Daniel Harvey Hill was an acerbic, cantankerous general in the Confederate Army during the Civil War. (And, interestingly a former college professor and future university president.) When a member of a North Carolina regiment in Hill’s command applied for transfer to the regimental band, Hill denied it with the endorsement: “Shooters needed more than tooters.”*
Apparently D.H. Hill’s spirit has been reincarnated in Russia:
With only two weeks remaining before the new year, the moment of truth on conscription has come. Even now, as police in the major cities are busy trying to prevent clashes between ethnic Russians and people from the North Caucasus, many police officers are being diverted from their primary duties to rounding up conscripts. Recruiters are feeling a lot of pressure because the law requires that the 2010 conscription be completed by Dec. 31, and they are way off on their numbers.
This may explain an early morning raid on a dormitory at the Moscow Conservatory of Music to round up about 40 flutists and clarinetists.
Somehow the thought of an army of conservatory students hardly sends shivers of fear down the spine. And can you imagine how those gentle souls will be treated in the barracks–so no doubt shivers of fear are definitely going down their spines.
This manifestation of desperation, combined with the too-ing and fro-ing over a contract army, reveals the hollowness of the Russian military. It also makes Medvedev’s and Putin’s tooting (or would that be tweeting, in the case of the former) over the expenditure of over $600 billion on new weapons over the next ten years look utterly farcical. Who, pray tell, is going to operate this vast panoply of weaponry? Somehow, clarinetists in fear for their lives, ignorant (and angry) villagers from the Caucasus, and the left-tail kids not clever enough to avoid the draft, or with such bad prospects outside the army as to make it the best option, is not the stuff out of which a modern military is made.
But just imagine the bribery possibilities that come with spending $600 billion!
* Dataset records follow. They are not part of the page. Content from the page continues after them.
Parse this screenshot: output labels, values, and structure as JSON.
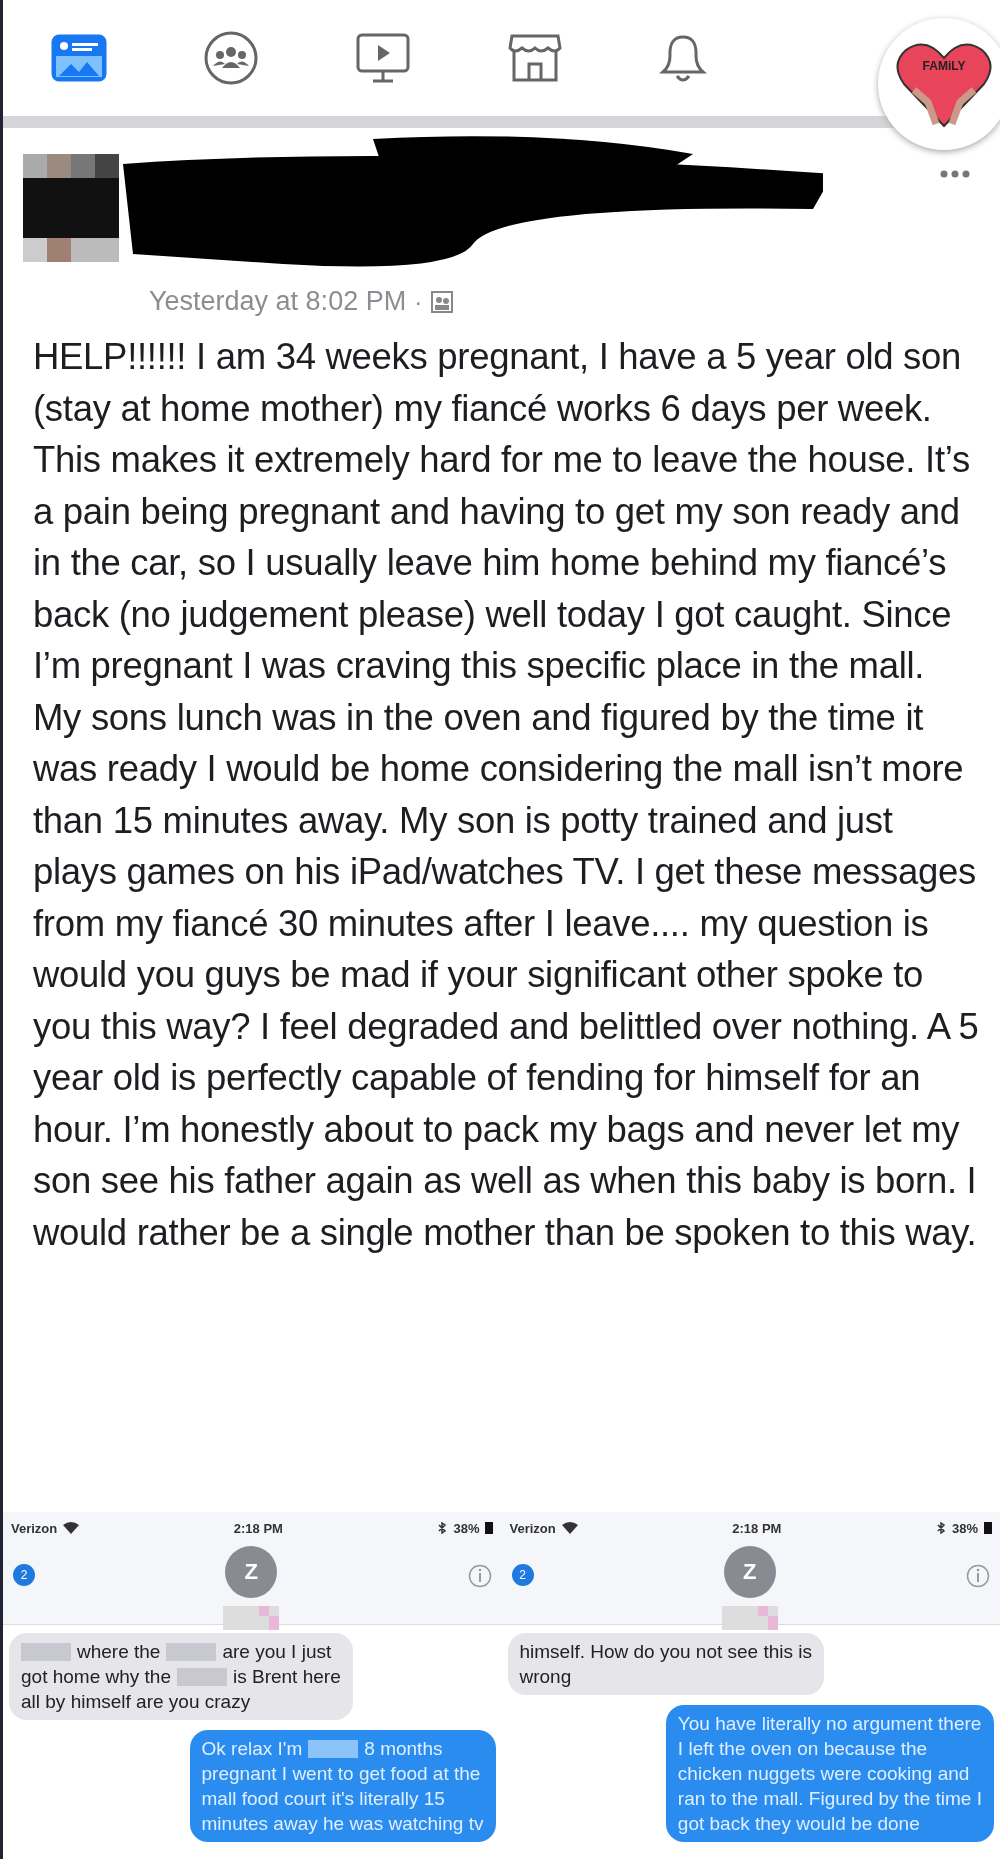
{
  "nav": {
    "items": [
      {
        "kind": "feed",
        "selected": true
      },
      {
        "kind": "groups",
        "selected": false
      },
      {
        "kind": "video",
        "selected": false
      },
      {
        "kind": "marketplace",
        "selected": false
      },
      {
        "kind": "notifications",
        "selected": false
      }
    ],
    "profile_badge": "FAMiLY"
  },
  "post": {
    "timestamp": "Yesterday at 8:02 PM",
    "separator": "·",
    "body": "HELP!!!!!! I am 34 weeks pregnant, I have a 5 year old son (stay at home mother) my fiancé works 6 days per week. This makes it extremely hard for me to leave the house. It’s a pain being pregnant and having to get my son ready and in the car, so I usually leave him home behind my fiancé’s back (no judgement please) well today I got caught. Since I’m pregnant I was craving this specific place in the mall. My sons lunch was in the oven and figured by the time it was ready I would be home considering the mall isn’t more than 15 minutes away. My son is potty trained and just plays games on his iPad/watches TV. I get these messages from my fiancé 30 minutes after I leave.... my question is would you guys be mad if your significant other spoke to you this way? I feel degraded and belittled over nothing. A 5 year old is perfectly capable of fending for himself for an hour. I’m honestly about to pack my bags and never let my son see his father again as well as when this baby is born. I would rather be a single mother than be spoken to this way."
  },
  "screenshots": [
    {
      "carrier": "Verizon",
      "time": "2:18 PM",
      "battery": "38%",
      "back_badge": "2",
      "avatar": "Z",
      "messages": [
        {
          "kind": "received",
          "lines": [
            [
              {
                "kind": "redacted"
              },
              {
                "kind": "text",
                "text": "where the"
              },
              {
                "kind": "redacted"
              },
              {
                "kind": "text",
                "text": "are you I just"
              }
            ],
            [
              {
                "kind": "text",
                "text": "got home why the"
              },
              {
                "kind": "redacted"
              },
              {
                "kind": "text",
                "text": "is Brent here"
              }
            ],
            [
              {
                "kind": "text",
                "text": "all by himself are you crazy"
              }
            ]
          ]
        },
        {
          "kind": "sent",
          "lines": [
            [
              {
                "kind": "text",
                "text": "Ok relax I'm"
              },
              {
                "kind": "redacted"
              },
              {
                "kind": "text",
                "text": "8 months"
              }
            ],
            [
              {
                "kind": "text",
                "text": "pregnant I went to get food at the"
              }
            ],
            [
              {
                "kind": "text",
                "text": "mall food court it's literally 15"
              }
            ],
            [
              {
                "kind": "text",
                "text": "minutes away he was watching tv"
              }
            ]
          ]
        }
      ]
    },
    {
      "carrier": "Verizon",
      "time": "2:18 PM",
      "battery": "38%",
      "back_badge": "2",
      "avatar": "Z",
      "messages": [
        {
          "kind": "received",
          "lines": [
            [
              {
                "kind": "text",
                "text": "himself. How do you not see this is"
              }
            ],
            [
              {
                "kind": "text",
                "text": "wrong"
              }
            ]
          ]
        },
        {
          "kind": "sent",
          "lines": [
            [
              {
                "kind": "text",
                "text": "You have literally no argument there"
              }
            ],
            [
              {
                "kind": "text",
                "text": "I left the oven on because the"
              }
            ],
            [
              {
                "kind": "text",
                "text": "chicken nuggets were cooking and"
              }
            ],
            [
              {
                "kind": "text",
                "text": "ran to the mall. Figured by the time I"
              }
            ],
            [
              {
                "kind": "text",
                "text": "got back they would be done"
              }
            ]
          ]
        }
      ]
    }
  ]
}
And all the propaganda that can be spun around shiny new weapons (never mind the lack of trained, career servicemen to use them properly). Russia: graft meets the Wizard of Oz (“pay no attention to that little man behind the curtain!”) Look at things that way, and what appears to be quite insane makes perfect sense.
* Hill’s biographers, Bridges and Gallagher titled their book “Lee’s Maverick General.” They relate another version of the story, in which the band requested a group furlough, which Hill denied with the endorsement “Shooters before tooters.”